I think it is more than callous, though. It is an abdication of our responsibility to protect others, whose calculations about disclosure and risk might be very different from our own. Saying “I have nothing to hide” is tantamount to saying “I have nothing and no one to protect.” It is either an acknowledgment of a very lonely existence or a devastating failure of empathy and imagination.
As Friedersdorf describes him, Dyer is not a hermit; he has interactions with many people, at least some of whom (including his children) he appears to care about. And, in his case, his abdication is not complete; it is, rather, a shifting of responsibility. Because while he did disclose much of his personal information (which of course included the personal details of many others who had not been consulted, and whose “value system,” unlike his own, may not include radical transparency), Dyer wrote to Friedersdorf, the reporter, “[a]dditionally, while you may paint whatever picture of me you are inclined to based on the data and our conversations, I would ask you to exercise restraint in embarrassing others whose lives have crossed my path…”
In other words, “I have nothing to hide; please hide it for me.”
“I have nothing to hide” misses the fact that no person is an island, and much of every person’s data is tangled, interwoven, and created in conjunction with, other people’s.

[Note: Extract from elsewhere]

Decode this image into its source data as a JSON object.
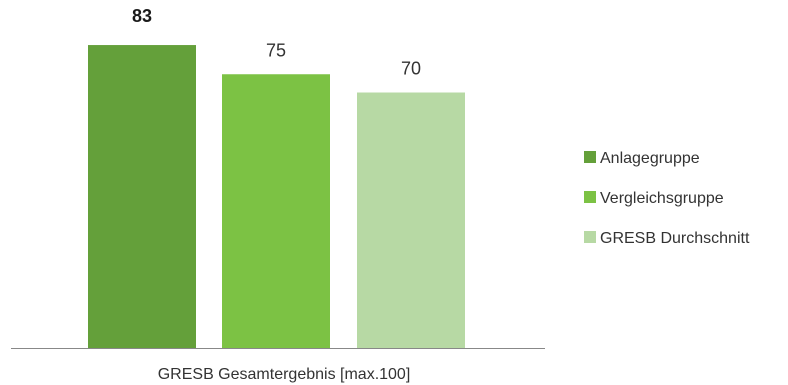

The theme of the selfishness or lack of perspective embedded in the “nothing to hide” response is echoed in a recent commentary by lawyer and privacy activist Malavika Jayaram. In an article about India’s Aadhar ID system, Jayaram quotes Edward Snowden, who in a Reddit AMA session once said that “[a]rguing that you don’t care about the right to privacy because you have nothing to hide is no different than saying you don’t care about free speech because you have nothing to say.” Jayaram builds on that, writing that the “nothing to hide” argument “locates privacy at an individual (some would say selfish) level and ignores the collective, societal benefits that it engenders and protects, such as the freedom of speech and association.”
She rightly points out, as well, that the “’nothing to hide’ rhetoric … equates a legitimate desire for space and dignity to something sinister and suspect” and “puts the burden on those under surveillance … , rather than on the system to justify why it is needed and to implement the checks and balances required to make it proportional, fair, just and humane.”
But there might be something else going on, at the same time, in the rhetorical shift from “privacy” to “something to hide”—a kind of deflection, of finger-pointing elsewhere: There, those are the people who have “something to hide”—not me! Nothing to see here, folks who might be watching. I accept your language, your framing of the issue, and your conclusions about the balancing of values or rights involved. Look elsewhere for troublemakers.
Viewed this way, the “nothing to hide” response is neither naïve nor simplistically selfish; it is an effort—perhaps unconscious—at camouflage. The opposite of radical transparency.
The same impetus might present itself in a different, also frequent response to questions about privacy and surveillance: “I’m not that interesting. Nobody would want to look at my information. People could look at information about me and it would all be banal.” Or maybe that is, for some people, a reaction to feelings of helplessness. If every day people read articles advising them about steps to take to protect their online privacy, and every other day they read articles explaining how those defensive measures are defeated by more sophisticated actors, is it surprising that some might try to reassure themselves (if not assure others) that their privacy is not really worth breaching?
But even if we’re not “interesting,” whatever that means, we all do have information, about ourselves and others, that we need to protect. And our society gives us rights that we need to protect, too--for our sake and others'.